The project encompassed design and installation of concentrating solar technology to supply chilled water, hot water and electricity to the new building. The micro power station will also provide learning opportunities for engineering students, as it has full monitoring capacity and students can run a concentrating solar power station using an organic Rankin cycle machine, a solar cooling system or an industrial solar-thermal heat-generation machine, and validate their theoretical models against a real system.
CSIRO won the Excellence in HVAC&R Research Award for its work on the Residential Building Energy Efficiency Study.
ActronAir won the gong for Excellence in Sustainability. The ESP Platinum ducted split system technology was developed, designed and manufactured in Australia for the residential and small to medium enterprise commercial sectors, and incorporates energy smart zoning and variable fan technology.

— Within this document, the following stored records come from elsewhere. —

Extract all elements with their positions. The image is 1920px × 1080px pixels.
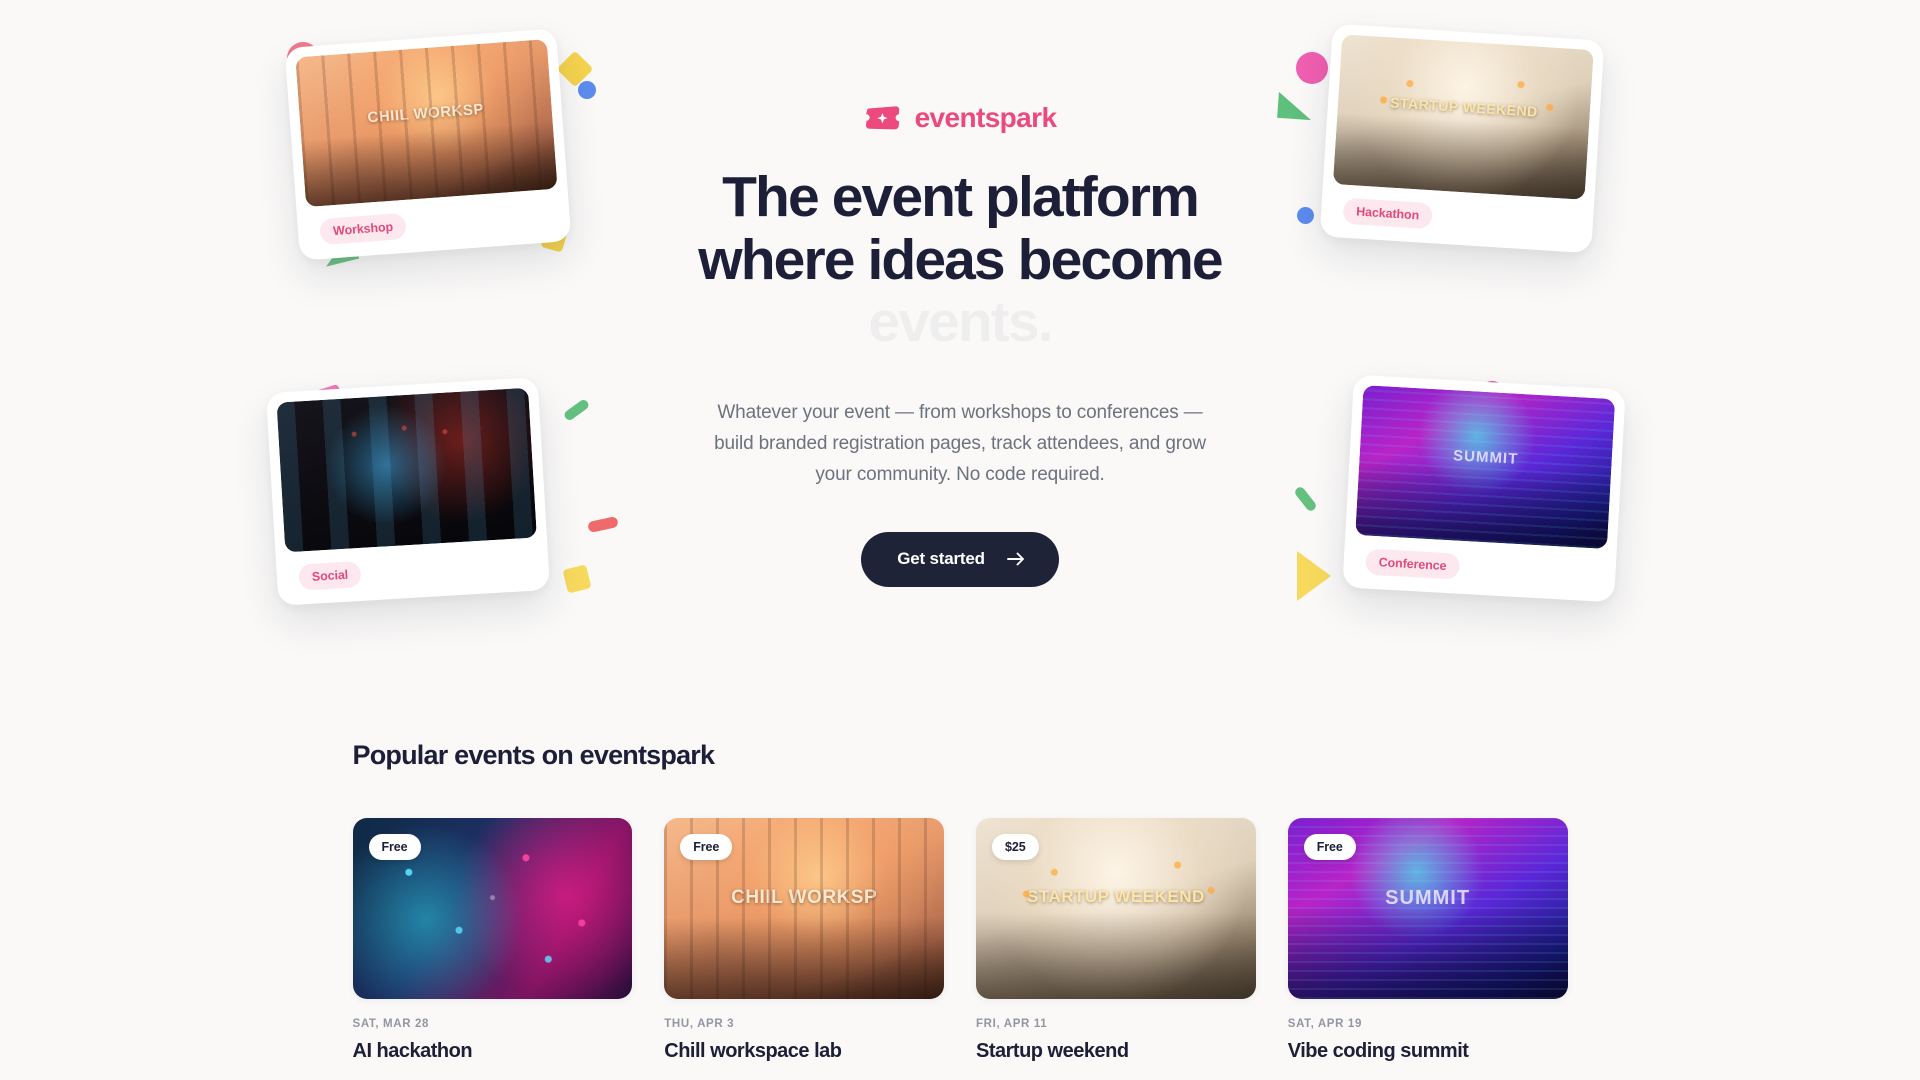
event-title[interactable]: Vibe coding summit bbox=[1288, 1039, 1568, 1064]
event-title[interactable]: AI hackathon bbox=[353, 1039, 633, 1064]
page-title: The event platform where ideas become ev… bbox=[550, 166, 1370, 354]
price-badge: $25 bbox=[992, 834, 1039, 860]
event-title[interactable]: Startup weekend bbox=[976, 1039, 1256, 1064]
arrow-right-icon bbox=[1007, 552, 1025, 566]
ticket-spark-icon bbox=[864, 105, 902, 132]
photo-wall-text: STARTUP WEEKEND bbox=[976, 887, 1256, 907]
brand-name: eventspark bbox=[915, 104, 1057, 132]
event-grid: Free SAT, MAR 28 AI hackathon Free CHIIL… bbox=[353, 818, 1568, 1064]
event-date: FRI, APR 11 bbox=[976, 1018, 1256, 1030]
event-photo-conference: SUMMIT bbox=[1355, 385, 1615, 549]
floating-card-social[interactable]: Social bbox=[266, 377, 550, 606]
photo-wall-text: SUMMIT bbox=[1359, 442, 1612, 473]
floating-card-workshop[interactable]: CHIIL WORKSP Workshop bbox=[285, 28, 572, 260]
photo-wall-text: STARTUP WEEKEND bbox=[1338, 91, 1591, 123]
event-photo-hackathon: STARTUP WEEKEND bbox=[1333, 34, 1594, 200]
brand-logo[interactable]: eventspark bbox=[550, 98, 1370, 138]
event-card-vibe-coding-summit[interactable]: Free SUMMIT SAT, APR 19 Vibe coding summ… bbox=[1288, 818, 1568, 1064]
event-photo-social bbox=[276, 388, 536, 553]
price-badge: Free bbox=[680, 834, 732, 860]
event-card-startup-weekend[interactable]: $25 STARTUP WEEKEND FRI, APR 11 Startup … bbox=[976, 818, 1256, 1064]
photo-wall-text: CHIIL WORKSP bbox=[664, 887, 944, 909]
event-thumbnail[interactable]: Free CHIIL WORKSP bbox=[664, 818, 944, 999]
event-card-chill-workspace-lab[interactable]: Free CHIIL WORKSP THU, APR 3 Chill works… bbox=[664, 818, 944, 1064]
landing-page: CHIIL WORKSP Workshop STARTUP WEEKEND Ha… bbox=[0, 0, 1920, 1080]
photo-wall-text: CHIIL WORKSP bbox=[299, 96, 552, 131]
event-thumbnail[interactable]: Free SUMMIT bbox=[1288, 818, 1568, 999]
hero-content: eventspark The event platform where idea… bbox=[550, 98, 1370, 587]
get-started-button[interactable]: Get started bbox=[861, 532, 1059, 587]
price-badge: Free bbox=[1304, 834, 1356, 860]
event-date: THU, APR 3 bbox=[664, 1018, 944, 1030]
price-badge: Free bbox=[369, 834, 421, 860]
get-started-label: Get started bbox=[897, 549, 985, 569]
event-date: SAT, APR 19 bbox=[1288, 1018, 1568, 1030]
floating-card-thumbnail bbox=[276, 388, 536, 553]
event-photo-workshop: CHIIL WORKSP bbox=[295, 39, 557, 207]
floating-card-thumbnail: STARTUP WEEKEND bbox=[1333, 34, 1594, 200]
section-title: Popular events on eventspark bbox=[353, 740, 1568, 771]
event-date: SAT, MAR 28 bbox=[353, 1018, 633, 1030]
category-chip: Conference bbox=[1365, 549, 1460, 580]
event-title[interactable]: Chill workspace lab bbox=[664, 1039, 944, 1064]
hero-section: CHIIL WORKSP Workshop STARTUP WEEKEND Ha… bbox=[0, 0, 1920, 700]
category-chip: Social bbox=[298, 561, 362, 591]
event-card-ai-hackathon[interactable]: Free SAT, MAR 28 AI hackathon bbox=[353, 818, 633, 1064]
floating-card-thumbnail: SUMMIT bbox=[1355, 385, 1615, 549]
popular-events-section: Popular events on eventspark Free SAT, M… bbox=[0, 740, 1920, 1064]
decor-circle-blue-top bbox=[578, 81, 596, 99]
cta-container: Get started bbox=[550, 532, 1370, 587]
floating-card-thumbnail: CHIIL WORKSP bbox=[295, 39, 557, 207]
event-thumbnail[interactable]: Free bbox=[353, 818, 633, 999]
category-chip: Workshop bbox=[319, 213, 407, 245]
headline-line-1: The event platform bbox=[550, 166, 1370, 229]
hero-subtitle: Whatever your event — from workshops to … bbox=[700, 398, 1220, 490]
event-thumbnail[interactable]: $25 STARTUP WEEKEND bbox=[976, 818, 1256, 999]
photo-wall-text: SUMMIT bbox=[1288, 887, 1568, 910]
floating-card-conference[interactable]: SUMMIT Conference bbox=[1342, 375, 1625, 603]
headline-line-2: where ideas become bbox=[550, 229, 1370, 292]
headline-line-3: events. bbox=[550, 291, 1370, 354]
decor-circle-pink-top-right bbox=[1296, 52, 1328, 84]
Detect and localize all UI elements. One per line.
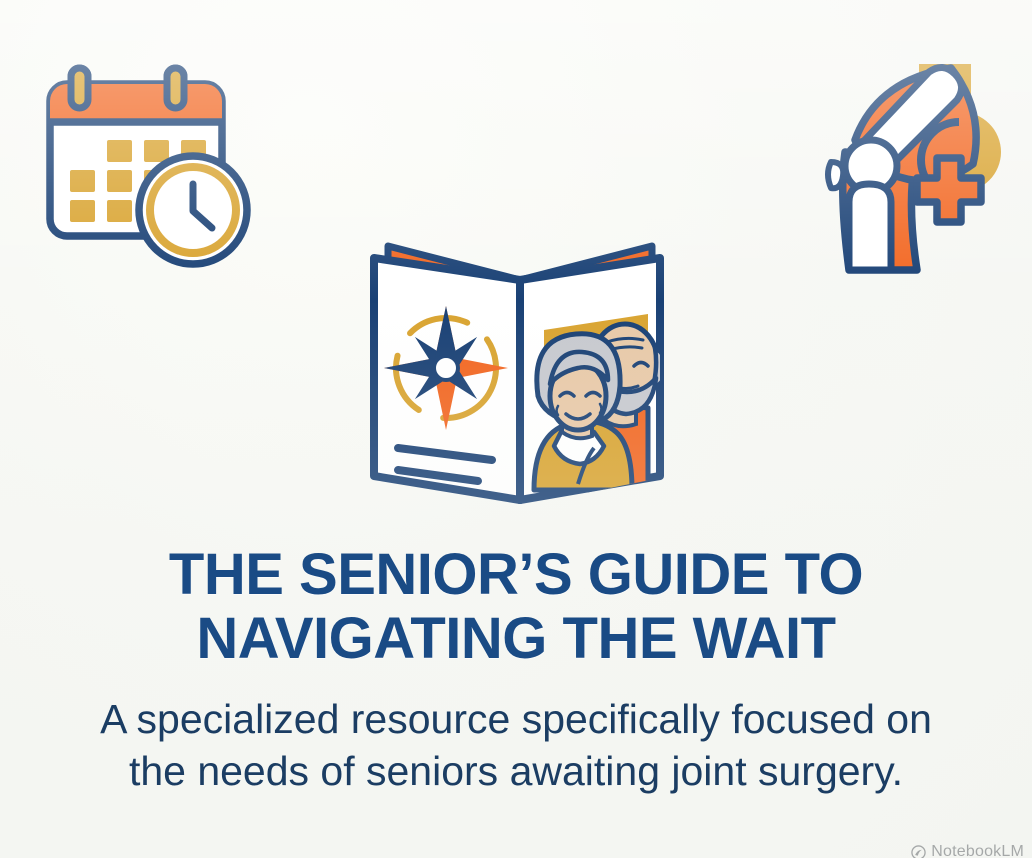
knee-patella: [828, 162, 843, 188]
watermark-label: NotebookLM: [931, 843, 1024, 858]
knee-tibia-bone: [849, 184, 891, 270]
open-book-illustration: [352, 228, 682, 528]
headline-line-2: NAVIGATING THE WAIT: [0, 607, 1032, 671]
calendar-clock-icon: [44, 62, 276, 270]
subheadline-line-1: A specialized resource specifically focu…: [0, 693, 1032, 745]
subheadline-line-2: the needs of seniors awaiting joint surg…: [0, 745, 1032, 797]
poster-text-block: THE SENIOR’S GUIDE TO NAVIGATING THE WAI…: [0, 543, 1032, 797]
poster-canvas: THE SENIOR’S GUIDE TO NAVIGATING THE WAI…: [0, 0, 1032, 858]
open-book-svg: [352, 228, 682, 528]
elderly-couple-illustration: [534, 324, 666, 492]
calendar-clock-svg: [44, 62, 276, 270]
compass-center-hub: [434, 356, 458, 380]
page-title: THE SENIOR’S GUIDE TO NAVIGATING THE WAI…: [0, 543, 1032, 671]
clock-icon: [139, 156, 247, 264]
book-right-page-content: [534, 314, 666, 492]
knee-joint-icon: [793, 56, 1032, 278]
knee-joint-svg: [793, 56, 1032, 278]
page-subtitle: A specialized resource specifically focu…: [0, 693, 1032, 797]
notebooklm-spark-icon: [911, 845, 926, 858]
headline-line-1: THE SENIOR’S GUIDE TO: [0, 543, 1032, 607]
notebooklm-watermark: NotebookLM: [911, 843, 1024, 858]
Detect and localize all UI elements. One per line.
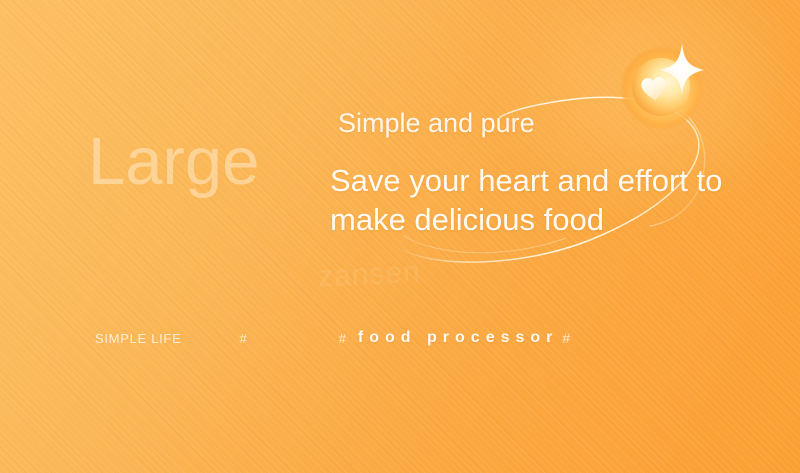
promo-banner: Large zansen Simple and pure Save your h	[0, 0, 800, 473]
tag-simple-life: SIMPLE LIFE	[95, 331, 181, 346]
tag-row: SIMPLE LIFE # # food processor #	[95, 329, 715, 347]
sparkle-icon	[658, 42, 706, 96]
hash-symbol-c: #	[562, 330, 570, 346]
tag-product-name: food processor	[358, 329, 558, 347]
headline: Save your heart and effort to make delic…	[330, 161, 760, 239]
headline-line-1: Save your heart and effort to	[330, 163, 722, 198]
hash-symbol-a: #	[239, 331, 246, 346]
background-watermark-word: Large	[88, 128, 259, 195]
heart-sparkle-icon	[622, 42, 708, 128]
center-watermark: zansen	[317, 255, 421, 294]
headline-line-2: make delicious food	[330, 202, 604, 237]
hash-symbol-b: #	[339, 331, 346, 346]
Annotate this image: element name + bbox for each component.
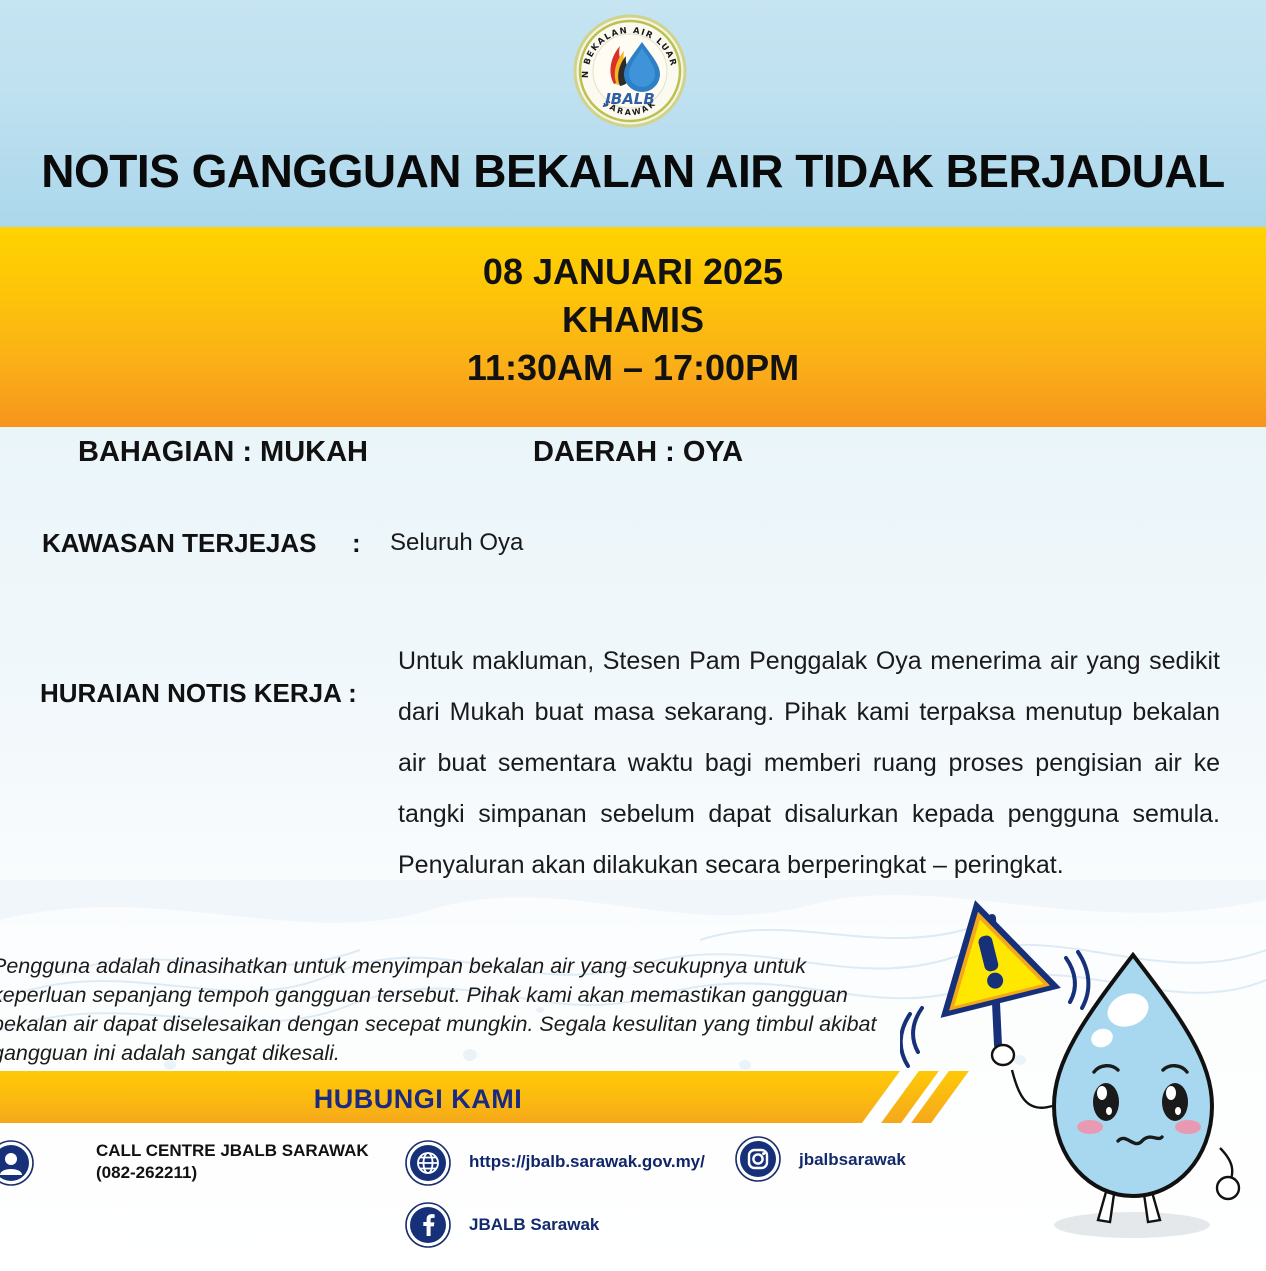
header-banner: JABATAN BEKALAN AIR LUAR BANDAR SARAWAK … (0, 0, 1266, 227)
daerah-text: DAERAH : OYA (533, 436, 743, 469)
contact-website[interactable]: https://jbalb.sarawak.gov.my/ (405, 1140, 705, 1186)
notice-day: KHAMIS (0, 299, 1266, 341)
facebook-page: JBALB Sarawak (469, 1214, 599, 1236)
svg-text:JBALB: JBALB (602, 90, 655, 108)
hubungi-kami-title: HUBUNGI KAMI (0, 1084, 836, 1115)
person-icon (0, 1140, 34, 1186)
contact-facebook[interactable]: JBALB Sarawak (405, 1202, 599, 1248)
bahagian-text: BAHAGIAN : MUKAH (78, 436, 368, 469)
instagram-icon (735, 1136, 781, 1182)
jbalb-logo: JABATAN BEKALAN AIR LUAR BANDAR SARAWAK … (571, 12, 689, 130)
facebook-icon (405, 1202, 451, 1248)
website-url: https://jbalb.sarawak.gov.my/ (469, 1151, 705, 1173)
hubungi-kami-banner: HUBUNGI KAMI (0, 1071, 900, 1123)
notice-poster: JABATAN BEKALAN AIR LUAR BANDAR SARAWAK … (0, 0, 1266, 1271)
kawasan-terjejas-value: Seluruh Oya (390, 529, 523, 557)
kawasan-colon: : (352, 528, 361, 559)
disclaimer-text: Pengguna adalah dinasihatkan untuk menyi… (0, 952, 892, 1068)
contact-instagram[interactable]: jbalbsarawak (735, 1136, 906, 1182)
date-band: 08 JANUARI 2025 KHAMIS 11:30AM – 17:00PM (0, 227, 1266, 427)
page-title: NOTIS GANGGUAN BEKALAN AIR TIDAK BERJADU… (0, 144, 1266, 198)
notice-time: 11:30AM – 17:00PM (0, 347, 1266, 389)
huraian-notis-kerja-body: Untuk makluman, Stesen Pam Penggalak Oya… (398, 636, 1220, 891)
call-centre-line1: CALL CENTRE JBALB SARAWAK (96, 1140, 369, 1162)
instagram-handle: jbalbsarawak (799, 1149, 906, 1171)
notice-date: 08 JANUARI 2025 (0, 251, 1266, 293)
kawasan-terjejas-label: KAWASAN TERJEJAS (42, 528, 317, 559)
contact-call-centre[interactable]: CALL CENTRE JBALB SARAWAK (082-262211) (0, 1140, 369, 1186)
globe-icon (405, 1140, 451, 1186)
call-centre-line2: (082-262211) (96, 1162, 369, 1184)
huraian-notis-kerja-label: HURAIAN NOTIS KERJA : (40, 678, 357, 709)
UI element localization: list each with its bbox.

“Testing and energy modelling shows that the ESP Platinum series uses up to 75 per cent less electricity compared to conventional fixed speed systems and up to 50 per cent [less] compared to conventional inverter systems,” ActronAir managing director Norman Windell said. “Based on cooling, that equates to a savings of up to $900 per annum on energy bills.”
WSP Lincoln Scott earned the Excellence in Innovation Award for its work on the Echuca Regional Health redevelopment. The $2.2 million project comprised detailed thermal load profiling, design and installation of a solar thermal cooling system to replace an end-of-life chiller, and installation of new monitoring and control systems. Sustainability Victoria contributed $445,000 towards the project cost, which is expected to result in energy cost savings of about $60,000 a year with a 1400 tonne a year reduction in greenhouse gas emissions.
Student of the Year award was won by biomimicry expert Matthew Webb, and Alex Baidjurak was named the AIRAH Future Leader Award winner.
Sean Badenhorst picked up the WR Ahern award for the best technical paper by an AIRAH member published in Ecolibrium.